Not me. I accept Brexit will happen and I want it to be as good as it possibly can be. My views on ARM have nothing to do with Brexit. I would have said the same if the referendum result had been "Remain" or if we'd never had the referendum. A great UK tech company that currently controls its own destiny will have its bosses outside the UK from now on. I know what this could mean in the medium to longer term, based on my experience of other UK tech companies being bought by foreign competitors for their know-how. It's where I spent 35 years of my working life. Who were you listening to, Ellers, when you heard an expert say the complete opposite earlier today? I'm open to learning new things and changing my mind, you know. I repeat - this is not about Brexit, just about a foreign company buying ARM and what might happen next.
Well, so much for debate. So much for not getting personal, and so much for respecting other people's views. I guess that's not how you do stuff, Col.

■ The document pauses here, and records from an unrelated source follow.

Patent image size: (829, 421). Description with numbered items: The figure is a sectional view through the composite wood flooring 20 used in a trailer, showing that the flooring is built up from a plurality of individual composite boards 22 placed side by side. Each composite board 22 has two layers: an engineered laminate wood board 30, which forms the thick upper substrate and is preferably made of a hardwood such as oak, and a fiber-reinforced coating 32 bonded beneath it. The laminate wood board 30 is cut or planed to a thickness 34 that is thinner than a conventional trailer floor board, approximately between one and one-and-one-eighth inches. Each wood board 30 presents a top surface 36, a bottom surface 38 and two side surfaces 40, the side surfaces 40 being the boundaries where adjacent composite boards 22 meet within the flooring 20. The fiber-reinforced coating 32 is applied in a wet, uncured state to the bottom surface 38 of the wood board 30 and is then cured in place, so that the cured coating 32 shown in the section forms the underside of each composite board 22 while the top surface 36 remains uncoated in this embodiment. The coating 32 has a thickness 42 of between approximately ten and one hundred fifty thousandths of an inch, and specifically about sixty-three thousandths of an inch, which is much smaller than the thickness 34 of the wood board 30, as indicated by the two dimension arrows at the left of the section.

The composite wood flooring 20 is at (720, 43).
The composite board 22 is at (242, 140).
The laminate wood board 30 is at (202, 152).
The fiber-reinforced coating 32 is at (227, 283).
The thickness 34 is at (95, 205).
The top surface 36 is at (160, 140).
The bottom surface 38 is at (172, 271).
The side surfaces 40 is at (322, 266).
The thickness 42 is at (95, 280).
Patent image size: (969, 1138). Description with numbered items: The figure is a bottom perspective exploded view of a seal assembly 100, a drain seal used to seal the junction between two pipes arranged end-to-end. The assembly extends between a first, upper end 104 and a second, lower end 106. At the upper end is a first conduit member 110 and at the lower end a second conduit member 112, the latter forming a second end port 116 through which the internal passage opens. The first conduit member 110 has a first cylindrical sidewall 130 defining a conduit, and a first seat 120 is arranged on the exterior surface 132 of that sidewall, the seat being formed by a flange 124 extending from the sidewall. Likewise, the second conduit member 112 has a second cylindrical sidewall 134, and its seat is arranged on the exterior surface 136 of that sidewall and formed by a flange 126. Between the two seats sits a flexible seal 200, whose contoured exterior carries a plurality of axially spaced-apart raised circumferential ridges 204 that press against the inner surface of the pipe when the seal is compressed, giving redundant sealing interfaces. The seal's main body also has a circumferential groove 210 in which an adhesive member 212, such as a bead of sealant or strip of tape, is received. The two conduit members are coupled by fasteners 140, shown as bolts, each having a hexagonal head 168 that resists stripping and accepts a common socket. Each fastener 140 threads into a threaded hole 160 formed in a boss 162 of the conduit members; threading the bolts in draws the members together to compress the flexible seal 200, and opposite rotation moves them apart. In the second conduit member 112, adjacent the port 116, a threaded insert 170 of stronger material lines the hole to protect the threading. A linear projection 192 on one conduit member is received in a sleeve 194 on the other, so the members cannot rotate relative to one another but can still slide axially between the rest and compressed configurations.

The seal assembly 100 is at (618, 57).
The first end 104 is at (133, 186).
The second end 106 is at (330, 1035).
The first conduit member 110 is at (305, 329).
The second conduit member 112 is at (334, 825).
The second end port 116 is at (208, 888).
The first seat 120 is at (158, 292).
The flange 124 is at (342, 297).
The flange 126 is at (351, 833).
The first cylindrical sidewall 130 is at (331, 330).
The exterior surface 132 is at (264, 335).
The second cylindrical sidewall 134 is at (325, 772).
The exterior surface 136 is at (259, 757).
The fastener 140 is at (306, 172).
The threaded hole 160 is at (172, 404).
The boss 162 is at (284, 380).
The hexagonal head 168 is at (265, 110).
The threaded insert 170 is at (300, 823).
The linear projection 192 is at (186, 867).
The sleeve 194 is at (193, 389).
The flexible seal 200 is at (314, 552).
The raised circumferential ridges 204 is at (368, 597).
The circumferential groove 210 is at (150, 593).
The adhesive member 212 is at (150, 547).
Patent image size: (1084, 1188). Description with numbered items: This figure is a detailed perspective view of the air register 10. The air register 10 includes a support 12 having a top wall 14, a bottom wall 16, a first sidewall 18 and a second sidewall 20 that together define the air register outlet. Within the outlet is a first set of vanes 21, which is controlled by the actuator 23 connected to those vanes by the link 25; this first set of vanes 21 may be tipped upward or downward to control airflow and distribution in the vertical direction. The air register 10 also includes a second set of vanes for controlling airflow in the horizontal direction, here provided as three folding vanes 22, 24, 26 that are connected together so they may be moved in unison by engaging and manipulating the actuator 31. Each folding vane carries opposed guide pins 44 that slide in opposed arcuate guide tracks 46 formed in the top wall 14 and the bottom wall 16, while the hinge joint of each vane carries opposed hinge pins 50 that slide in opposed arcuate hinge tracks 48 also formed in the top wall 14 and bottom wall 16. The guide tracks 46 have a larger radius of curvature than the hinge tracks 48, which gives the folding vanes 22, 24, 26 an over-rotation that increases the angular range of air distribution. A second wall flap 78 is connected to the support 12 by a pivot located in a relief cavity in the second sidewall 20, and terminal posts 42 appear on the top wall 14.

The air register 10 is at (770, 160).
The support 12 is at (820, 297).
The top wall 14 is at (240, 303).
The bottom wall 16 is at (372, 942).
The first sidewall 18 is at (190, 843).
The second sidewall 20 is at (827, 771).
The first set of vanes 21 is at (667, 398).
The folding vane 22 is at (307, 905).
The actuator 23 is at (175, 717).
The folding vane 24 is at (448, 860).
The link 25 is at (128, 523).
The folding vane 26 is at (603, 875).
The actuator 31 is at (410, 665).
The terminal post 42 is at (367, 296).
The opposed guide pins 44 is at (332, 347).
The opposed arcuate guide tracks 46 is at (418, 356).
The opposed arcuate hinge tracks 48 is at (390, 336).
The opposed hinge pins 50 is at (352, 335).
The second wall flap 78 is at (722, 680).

Hi Stroller. Surely a 'fire sale' in the context of the sale of a business refers to a situation in which the shareholders dispose of a distressed asset at less than its perceived market- or net asset value, generally because it has reached the point at which good money after bad is required to keep it spinning? As usual I don't know the facts, but the market generally sets the price. Presumably, ARM became attractive to the Japanese acquirer because the FX rate movement made it so. Maybe at the higher price it was deemed to costly. Lexical semantics perhaps, but this might well be an opportunistic acquisition, but not sure it was a fire sale.
Dunno. Businesses get bought and sold all the time. Them wot own the shares are free to sell them if the price offered is sufficiently attractive. Who's to say they weren't lining up a bid anyway, but the FX rate made it irresistible?